Impaled victim to get $10k

AFFCO Rangiuru has been sentenced in Tauranga District Court today.

A Bay of Plenty meat processing plant has been ordered to pay $10,000 to an employee who was impaled on a spreader hook and dragged along the mutton chain.

AFFCO New Zealand Limited was sentenced in Tauranga District Court today over the incident which happened in January 2016.

WorkSafe's Acting Deputy General Manager Investigations and Specialist Services Simon Humphries describes the incident as 'concerningly similar” to one two years earlier, when a worker was impaled through the head by a spreader hook.

'After the first incident, the company failed to identify as a risk the particular piece of equipment that injured the worker in the second incident - a point particularly noted by Judge Mabey QC when he convicted the company earlier this year on the 2016 incident.

'The Judge said for the company to rely on the fact that the equipment concerned had not caused previous incidents and it was not considered a hazard was to ‘substitute their subjective views for the objective test which must be applied',” says Simon.

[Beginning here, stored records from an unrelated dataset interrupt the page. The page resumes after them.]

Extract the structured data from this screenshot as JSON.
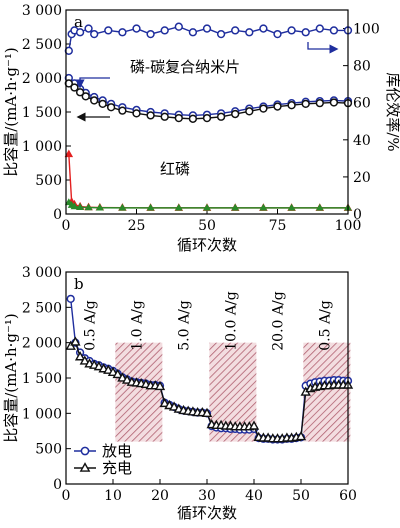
{
  "chart_data": [
    {
      "panel_label": "a",
      "type": "scatter",
      "xlabel": "循环次数",
      "ylabel_left": "比容量/(mA·h·g⁻¹)",
      "ylabel_right": "库伦效率/%",
      "xlim": [
        0,
        100
      ],
      "ylim_left": [
        0,
        3000
      ],
      "ylim_right": [
        0,
        110
      ],
      "xticks": [
        "0",
        "25",
        "50",
        "75",
        "100"
      ],
      "yticks_left": [
        "0",
        "500",
        "1 000",
        "1 500",
        "2 000",
        "2 500",
        "3 000"
      ],
      "yticks_right": [
        "0",
        "20",
        "40",
        "60",
        "80",
        "100"
      ],
      "annotations": {
        "composite": "磷-碳复合纳米片",
        "red_p": "红磷"
      },
      "colors": {
        "discharge": "#1f2e9e",
        "charge": "#111111",
        "red_p_discharge": "#e32020",
        "red_p_charge": "#2a8a2a",
        "efficiency": "#1f2e9e"
      },
      "series": [
        {
          "name": "磷-碳复合纳米片 放电",
          "axis": "left",
          "x": [
            1,
            3,
            5,
            7,
            10,
            13,
            16,
            20,
            25,
            30,
            35,
            40,
            45,
            50,
            55,
            60,
            65,
            70,
            75,
            80,
            85,
            90,
            95,
            100
          ],
          "y": [
            2000,
            1920,
            1840,
            1780,
            1720,
            1670,
            1620,
            1570,
            1530,
            1500,
            1480,
            1460,
            1450,
            1460,
            1480,
            1510,
            1550,
            1580,
            1610,
            1630,
            1650,
            1660,
            1670,
            1660
          ]
        },
        {
          "name": "磷-碳复合纳米片 充电",
          "axis": "left",
          "x": [
            1,
            3,
            5,
            7,
            10,
            13,
            16,
            20,
            25,
            30,
            35,
            40,
            45,
            50,
            55,
            60,
            65,
            70,
            75,
            80,
            85,
            90,
            95,
            100
          ],
          "y": [
            1920,
            1860,
            1790,
            1730,
            1670,
            1620,
            1570,
            1520,
            1480,
            1450,
            1430,
            1410,
            1400,
            1410,
            1430,
            1470,
            1510,
            1550,
            1580,
            1600,
            1620,
            1630,
            1640,
            1630
          ]
        },
        {
          "name": "红磷 放电",
          "axis": "left",
          "x": [
            1,
            2,
            3,
            5,
            8,
            12,
            20,
            30,
            40,
            50,
            60,
            70,
            80,
            90,
            100
          ],
          "y": [
            880,
            180,
            140,
            110,
            100,
            95,
            92,
            90,
            90,
            90,
            90,
            90,
            90,
            90,
            90
          ]
        },
        {
          "name": "红磷 充电",
          "axis": "left",
          "x": [
            1,
            2,
            3,
            5,
            8,
            12,
            20,
            30,
            40,
            50,
            60,
            70,
            80,
            90,
            100
          ],
          "y": [
            170,
            130,
            110,
            100,
            95,
            92,
            90,
            90,
            90,
            90,
            90,
            90,
            90,
            90,
            90
          ]
        },
        {
          "name": "库伦效率",
          "axis": "right",
          "x": [
            1,
            2,
            3,
            5,
            8,
            10,
            15,
            20,
            25,
            30,
            35,
            40,
            45,
            50,
            55,
            60,
            65,
            70,
            75,
            80,
            85,
            90,
            95,
            100
          ],
          "y": [
            88,
            97,
            99,
            98,
            100,
            97,
            99,
            98,
            100,
            97,
            99,
            101,
            98,
            100,
            97,
            99,
            98,
            100,
            97,
            99,
            98,
            100,
            99,
            99
          ]
        }
      ]
    },
    {
      "panel_label": "b",
      "type": "scatter",
      "xlabel": "循环次数",
      "ylabel": "比容量/(mA·h·g⁻¹)",
      "xlim": [
        0,
        60
      ],
      "ylim": [
        0,
        3000
      ],
      "xticks": [
        "0",
        "10",
        "20",
        "30",
        "40",
        "50",
        "60"
      ],
      "yticks": [
        "0",
        "500",
        "1 000",
        "1 500",
        "2 000",
        "2 500",
        "3 000"
      ],
      "rate_labels": [
        "0.5 A/g",
        "1.0 A/g",
        "5.0 A/g",
        "10.0 A/g",
        "20.0 A/g",
        "0.5 A/g"
      ],
      "legend": [
        "放电",
        "充电"
      ],
      "legend_position": "bottom-left",
      "colors": {
        "discharge": "#1f2e9e",
        "charge": "#111111",
        "band": "#b06070"
      },
      "series": [
        {
          "name": "放电",
          "x": [
            1,
            2,
            3,
            4,
            5,
            6,
            7,
            8,
            9,
            10,
            11,
            12,
            13,
            14,
            15,
            16,
            17,
            18,
            19,
            20,
            21,
            22,
            23,
            24,
            25,
            26,
            27,
            28,
            29,
            30,
            31,
            32,
            33,
            34,
            35,
            36,
            37,
            38,
            39,
            40,
            41,
            42,
            43,
            44,
            45,
            46,
            47,
            48,
            49,
            50,
            51,
            52,
            53,
            54,
            55,
            56,
            57,
            58,
            59,
            60
          ],
          "y": [
            2620,
            2000,
            1860,
            1780,
            1740,
            1700,
            1680,
            1650,
            1630,
            1600,
            1560,
            1510,
            1480,
            1450,
            1440,
            1430,
            1420,
            1400,
            1400,
            1390,
            1150,
            1120,
            1090,
            1060,
            1040,
            1030,
            1020,
            1010,
            1010,
            1000,
            820,
            800,
            790,
            790,
            780,
            780,
            770,
            770,
            770,
            780,
            650,
            640,
            640,
            630,
            630,
            630,
            640,
            640,
            650,
            660,
            1390,
            1420,
            1440,
            1450,
            1460,
            1460,
            1470,
            1470,
            1460,
            1460
          ]
        },
        {
          "name": "充电",
          "x": [
            1,
            2,
            3,
            4,
            5,
            6,
            7,
            8,
            9,
            10,
            11,
            12,
            13,
            14,
            15,
            16,
            17,
            18,
            19,
            20,
            21,
            22,
            23,
            24,
            25,
            26,
            27,
            28,
            29,
            30,
            31,
            32,
            33,
            34,
            35,
            36,
            37,
            38,
            39,
            40,
            41,
            42,
            43,
            44,
            45,
            46,
            47,
            48,
            49,
            50,
            51,
            52,
            53,
            54,
            55,
            56,
            57,
            58,
            59,
            60
          ],
          "y": [
            1950,
            2010,
            1800,
            1740,
            1700,
            1680,
            1660,
            1630,
            1610,
            1580,
            1550,
            1500,
            1470,
            1440,
            1430,
            1420,
            1410,
            1390,
            1390,
            1380,
            1140,
            1110,
            1090,
            1060,
            1040,
            1030,
            1020,
            1010,
            1010,
            1000,
            840,
            830,
            830,
            820,
            820,
            810,
            810,
            810,
            810,
            820,
            660,
            650,
            650,
            640,
            640,
            640,
            650,
            650,
            660,
            670,
            1300,
            1350,
            1370,
            1380,
            1390,
            1390,
            1400,
            1400,
            1400,
            1400
          ]
        }
      ]
    }
  ]
}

'In this case, the victim's injuries were not life-threatening, but that is not the point. The company knew the mutton chain had significant risks when it was operating, and appropriate risk identification and the implementation of controls would have saved him from those injuries.

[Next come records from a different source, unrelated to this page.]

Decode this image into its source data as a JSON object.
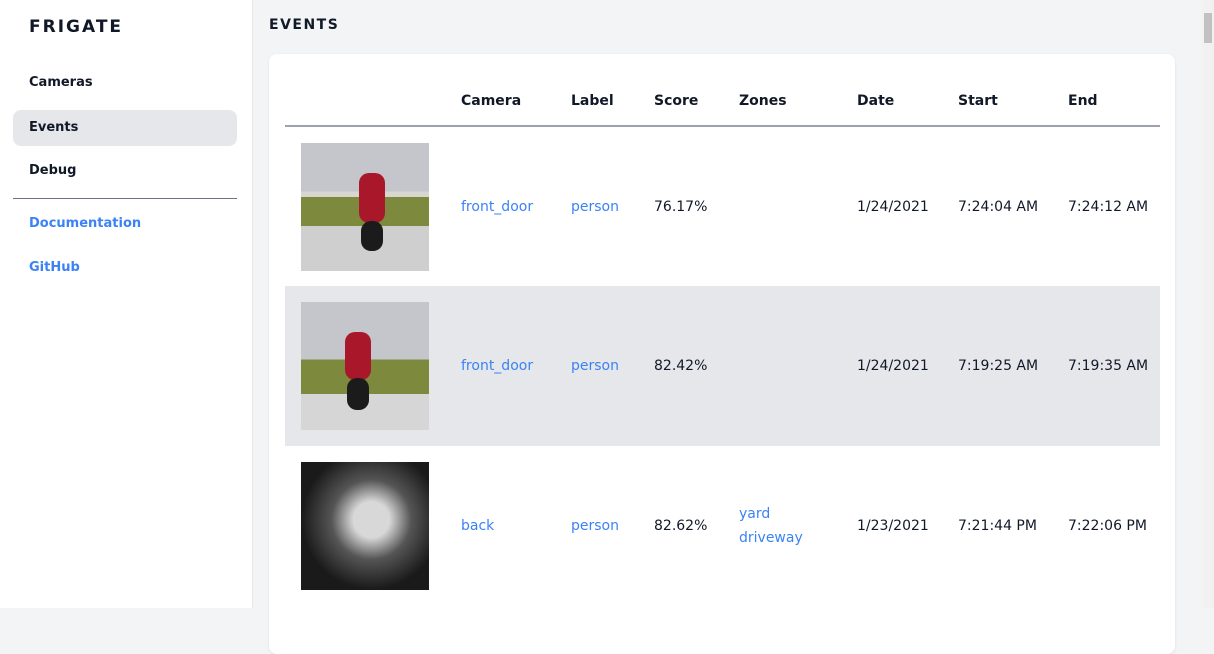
{
  "sidebar": {
    "brand": "FRIGATE",
    "items": [
      {
        "label": "Cameras"
      },
      {
        "label": "Events",
        "active": true
      },
      {
        "label": "Debug"
      }
    ],
    "links": [
      {
        "label": "Documentation"
      },
      {
        "label": "GitHub"
      }
    ]
  },
  "main": {
    "title": "EVENTS"
  },
  "table": {
    "headers": [
      "",
      "Camera",
      "Label",
      "Score",
      "Zones",
      "Date",
      "Start",
      "End"
    ],
    "rows": [
      {
        "camera": "front_door",
        "label": "person",
        "score": "76.17%",
        "zones": [],
        "date": "1/24/2021",
        "start": "7:24:04 AM",
        "end": "7:24:12 AM"
      },
      {
        "camera": "front_door",
        "label": "person",
        "score": "82.42%",
        "zones": [],
        "date": "1/24/2021",
        "start": "7:19:25 AM",
        "end": "7:19:35 AM"
      },
      {
        "camera": "back",
        "label": "person",
        "score": "82.62%",
        "zones": [
          "yard",
          "driveway"
        ],
        "date": "1/23/2021",
        "start": "7:21:44 PM",
        "end": "7:22:06 PM"
      }
    ]
  },
  "colors": {
    "accent": "#3b82f6",
    "active_bg": "#e5e7eb",
    "page_bg": "#f3f4f6"
  }
}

'A man was unnecessarily injured because of AFFCO's failures

'Learning from failings is critical – AFFCO must now focus hard on identifying and controlling risks in all its operations.”

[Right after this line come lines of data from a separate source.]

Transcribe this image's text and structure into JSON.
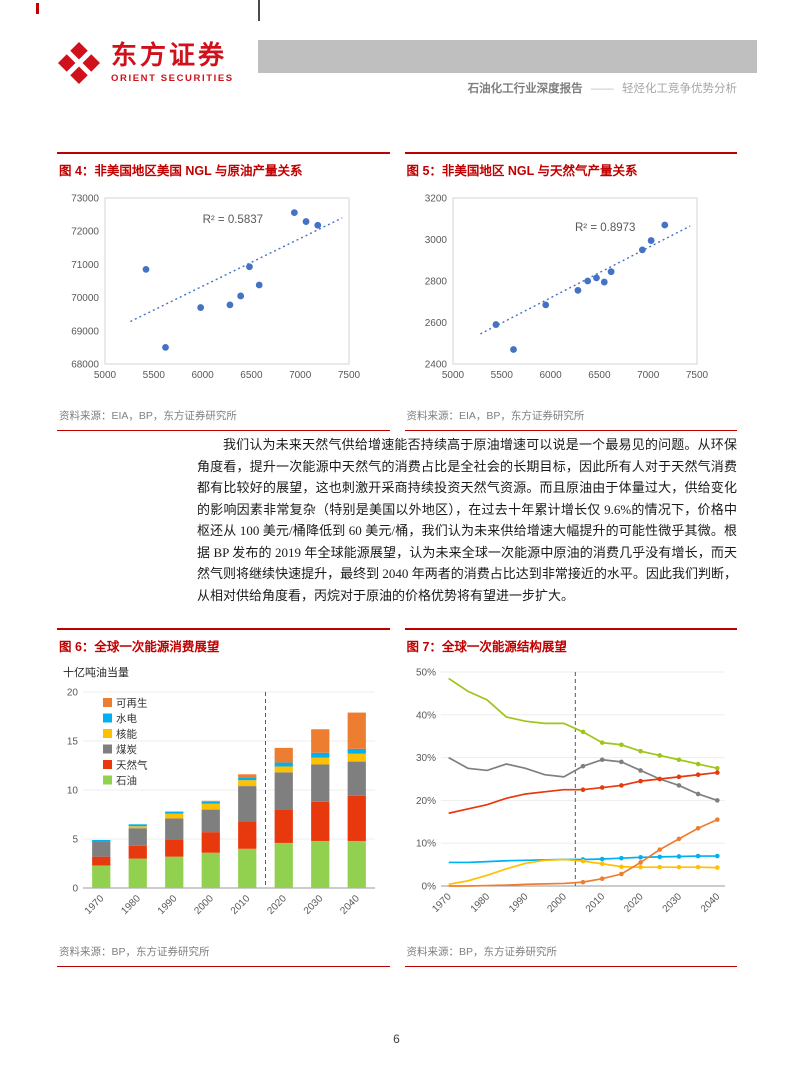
{
  "page": {
    "number": "6"
  },
  "theme": {
    "brand_red": "#C00000",
    "logo_red": "#D0111B",
    "header_bar_gray": "#BFBFBF",
    "source_text_gray": "#808080",
    "scatter_blue": "#4472C4"
  },
  "header": {
    "logo_cn": "东方证券",
    "logo_en": "ORIENT SECURITIES",
    "report_type": "石油化工行业深度报告",
    "separator": "——",
    "report_title": "轻烃化工竞争优势分析"
  },
  "figures": {
    "fig4": {
      "title": "图 4：非美国地区美国 NGL 与原油产量关系",
      "source": "资料来源：EIA，BP，东方证券研究所"
    },
    "fig5": {
      "title": "图 5：非美国地区 NGL 与天然气产量关系",
      "source": "资料来源：EIA，BP，东方证券研究所"
    },
    "fig6": {
      "title": "图 6：全球一次能源消费展望",
      "source": "资料来源：BP，东方证券研究所"
    },
    "fig7": {
      "title": "图 7：全球一次能源结构展望",
      "source": "资料来源：BP，东方证券研究所"
    }
  },
  "body": {
    "paragraph": "我们认为未来天然气供给增速能否持续高于原油增速可以说是一个最易见的问题。从环保角度看，提升一次能源中天然气的消费占比是全社会的长期目标，因此所有人对于天然气消费都有比较好的展望，这也刺激开采商持续投资天然气资源。而且原油由于体量过大，供给变化的影响因素非常复杂（特别是美国以外地区），在过去十年累计增长仅 9.6%的情况下，价格中枢还从 100 美元/桶降低到 60 美元/桶，我们认为未来供给增速大幅提升的可能性微乎其微。根据 BP 发布的 2019 年全球能源展望，认为未来全球一次能源中原油的消费几乎没有增长，而天然气则将继续快速提升，最终到 2040 年两者的消费占比达到非常接近的水平。因此我们判断，从相对供给角度看，丙烷对于原油的价格优势将有望进一步扩大。"
  },
  "chart_data": [
    {
      "id": "fig4",
      "type": "scatter",
      "title": "图 4：非美国地区美国 NGL 与原油产量关系",
      "xlabel": "",
      "ylabel": "",
      "xlim": [
        5000,
        7500
      ],
      "ylim": [
        68000,
        73000
      ],
      "xticks": [
        5000,
        5500,
        6000,
        6500,
        7000,
        7500
      ],
      "yticks": [
        68000,
        69000,
        70000,
        71000,
        72000,
        73000
      ],
      "points": [
        [
          5420,
          70850
        ],
        [
          5620,
          68500
        ],
        [
          5980,
          69700
        ],
        [
          6280,
          69780
        ],
        [
          6390,
          70050
        ],
        [
          6480,
          70930
        ],
        [
          6580,
          70380
        ],
        [
          6940,
          72560
        ],
        [
          7060,
          72290
        ],
        [
          7180,
          72180
        ]
      ],
      "trendline": [
        [
          5260,
          69280
        ],
        [
          7430,
          72400
        ]
      ],
      "r2_label": "R² = 0.5837",
      "r2_pos": [
        0.4,
        0.15
      ],
      "color": "#4472C4",
      "grid": false
    },
    {
      "id": "fig5",
      "type": "scatter",
      "title": "图 5：非美国地区 NGL 与天然气产量关系",
      "xlabel": "",
      "ylabel": "",
      "xlim": [
        5000,
        7500
      ],
      "ylim": [
        2400,
        3200
      ],
      "xticks": [
        5000,
        5500,
        6000,
        6500,
        7000,
        7500
      ],
      "yticks": [
        2400,
        2600,
        2800,
        3000,
        3200
      ],
      "points": [
        [
          5440,
          2590
        ],
        [
          5620,
          2470
        ],
        [
          5950,
          2685
        ],
        [
          6280,
          2755
        ],
        [
          6380,
          2800
        ],
        [
          6470,
          2815
        ],
        [
          6550,
          2795
        ],
        [
          6620,
          2845
        ],
        [
          6940,
          2950
        ],
        [
          7030,
          2995
        ],
        [
          7170,
          3070
        ]
      ],
      "trendline": [
        [
          5280,
          2545
        ],
        [
          7430,
          3065
        ]
      ],
      "r2_label": "R² = 0.8973",
      "r2_pos": [
        0.5,
        0.2
      ],
      "color": "#4472C4",
      "grid": false
    },
    {
      "id": "fig6",
      "type": "stacked_bar",
      "title": "图 6：全球一次能源消费展望",
      "unit_label": "十亿吨油当量",
      "categories": [
        "1970",
        "1980",
        "1990",
        "2000",
        "2010",
        "2020",
        "2030",
        "2040"
      ],
      "series": [
        {
          "name": "石油",
          "color": "#92D050",
          "values": [
            2.3,
            3.0,
            3.2,
            3.6,
            4.0,
            4.6,
            4.8,
            4.8
          ]
        },
        {
          "name": "天然气",
          "color": "#E8380D",
          "values": [
            0.9,
            1.3,
            1.7,
            2.1,
            2.8,
            3.4,
            4.0,
            4.6
          ]
        },
        {
          "name": "煤炭",
          "color": "#7F7F7F",
          "values": [
            1.5,
            1.8,
            2.2,
            2.3,
            3.6,
            3.8,
            3.8,
            3.5
          ]
        },
        {
          "name": "核能",
          "color": "#FFC000",
          "values": [
            0.0,
            0.2,
            0.5,
            0.6,
            0.6,
            0.6,
            0.7,
            0.8
          ]
        },
        {
          "name": "水电",
          "color": "#00B0F0",
          "values": [
            0.2,
            0.2,
            0.2,
            0.2,
            0.3,
            0.4,
            0.5,
            0.5
          ]
        },
        {
          "name": "可再生",
          "color": "#ED7D31",
          "values": [
            0.0,
            0.0,
            0.0,
            0.1,
            0.3,
            1.5,
            2.4,
            3.7
          ]
        }
      ],
      "ylim": [
        0,
        20
      ],
      "yticks": [
        0,
        5,
        10,
        15,
        20
      ],
      "divider_after_index": 4,
      "legend_position": "top-left",
      "grid": true
    },
    {
      "id": "fig7",
      "type": "line",
      "title": "图 7：全球一次能源结构展望",
      "x": [
        1970,
        1975,
        1980,
        1985,
        1990,
        1995,
        2000,
        2005,
        2010,
        2015,
        2020,
        2025,
        2030,
        2035,
        2040
      ],
      "series": [
        {
          "name": "石油",
          "color": "#9FC519",
          "values": [
            48.5,
            45.5,
            43.5,
            39.5,
            38.5,
            38.0,
            38.0,
            36.0,
            33.5,
            33.0,
            31.5,
            30.5,
            29.5,
            28.5,
            27.5
          ]
        },
        {
          "name": "煤炭",
          "color": "#7F7F7F",
          "values": [
            30.0,
            27.5,
            27.0,
            28.5,
            27.5,
            26.0,
            25.5,
            28.0,
            29.5,
            29.0,
            27.0,
            25.0,
            23.5,
            21.5,
            20.0
          ]
        },
        {
          "name": "天然气",
          "color": "#E8380D",
          "values": [
            17.0,
            18.0,
            19.0,
            20.5,
            21.5,
            22.0,
            22.5,
            22.5,
            23.0,
            23.5,
            24.5,
            25.0,
            25.5,
            26.0,
            26.5
          ]
        },
        {
          "name": "水电",
          "color": "#00B0F0",
          "values": [
            5.5,
            5.5,
            5.7,
            5.9,
            6.0,
            6.1,
            6.2,
            6.2,
            6.3,
            6.5,
            6.7,
            6.8,
            6.9,
            7.0,
            7.0
          ]
        },
        {
          "name": "核能",
          "color": "#FFC000",
          "values": [
            0.4,
            1.2,
            2.5,
            4.0,
            5.3,
            6.0,
            6.2,
            5.8,
            5.2,
            4.5,
            4.4,
            4.4,
            4.4,
            4.4,
            4.3
          ]
        },
        {
          "name": "可再生",
          "color": "#ED7D31",
          "values": [
            0.0,
            0.0,
            0.1,
            0.2,
            0.4,
            0.5,
            0.6,
            0.9,
            1.7,
            2.8,
            5.5,
            8.5,
            11.0,
            13.5,
            15.5
          ]
        }
      ],
      "xlim": [
        1968,
        2042
      ],
      "ylim": [
        0,
        50
      ],
      "yticks": [
        0,
        10,
        20,
        30,
        40,
        50
      ],
      "xticks": [
        1970,
        1980,
        1990,
        2000,
        2010,
        2020,
        2030,
        2040
      ],
      "divider_x": 2003,
      "marker_from": 2005,
      "grid": true,
      "legend_position": "none"
    }
  ]
}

As well as paying the victim $10,000, the court has fined AFFCO $70,400.

AFFCO was charged under sections 6 and 13(b) of the Health and Safety in Employment Act 1992:

6: failing to take all practicable steps to ensure the safety of its employee while at work was not exposed to hazards arising out of work from the mutton chain at the Rangiuru plant

13(b): failed to take all practicable steps to ensure that its employee was adequately training in the safe use of plant and objects the employee was required to use or handle.

The maximum penalty under section 50(1)(a) is a fine not exceeding $250,000.